Über sich selbst spricht Stella nur ungern, sagt aber: „Ich bin eine fleißige Frau und habe keine Angst vor der Arbeit.“

2007 bekam Stella Ananiadou vom damaligen Ministerpräsidenten Dr. Jürgen Rüttgers den Verdienstorden des Landes NRW – und überraschte ihn, auf ihre direkte Art, mit je einem Küsschen auf beide Wangen.

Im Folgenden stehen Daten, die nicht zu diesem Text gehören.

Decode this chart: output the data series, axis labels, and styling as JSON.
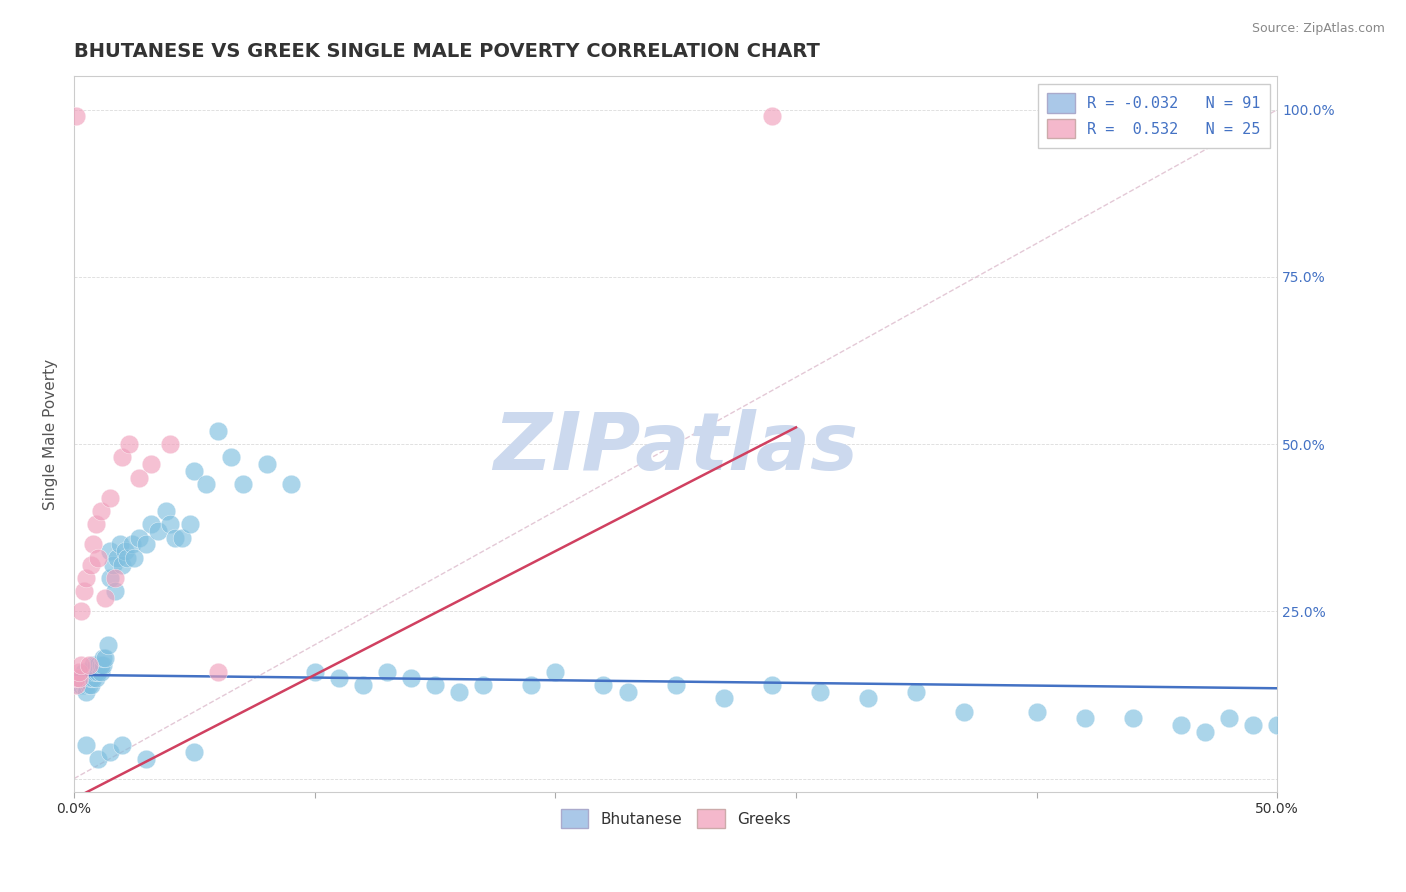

Das sollte nicht die letzte Würdigung bleiben. Im vergangenen Jahr reisten Stella und ihre Freundin Sofia Papadoupoulou, die auch in Ickern lebt, zusammen mit der Filmemacherin Andrea Lötscher in ihre griechische Heimat. Dabei entstand der 55-minütige Dokumentarfilm „Sofia & Stella – Zwei Erzählungen vom Dort im Hier“. Für den Film besuchten Stella und Sofia ihre Herkunftsdörfer im Nordosten Griechenlands. „Griechenland mein Herkunftsland, Deutschland meine Heimat“, sagt Stella.
„Sofia & Stella – Zwei Erzählungen vom Dort im Hier“
Die Dokumentation „Sofia & Stella – Zwei Erzählungen vom Dort im Hier“ über Stella Ananiadou und Sofia Papadoupoulou wird am Montag (4.11.2024) um 19 Uhr im Ratssaal am Europaplatz gezeigt.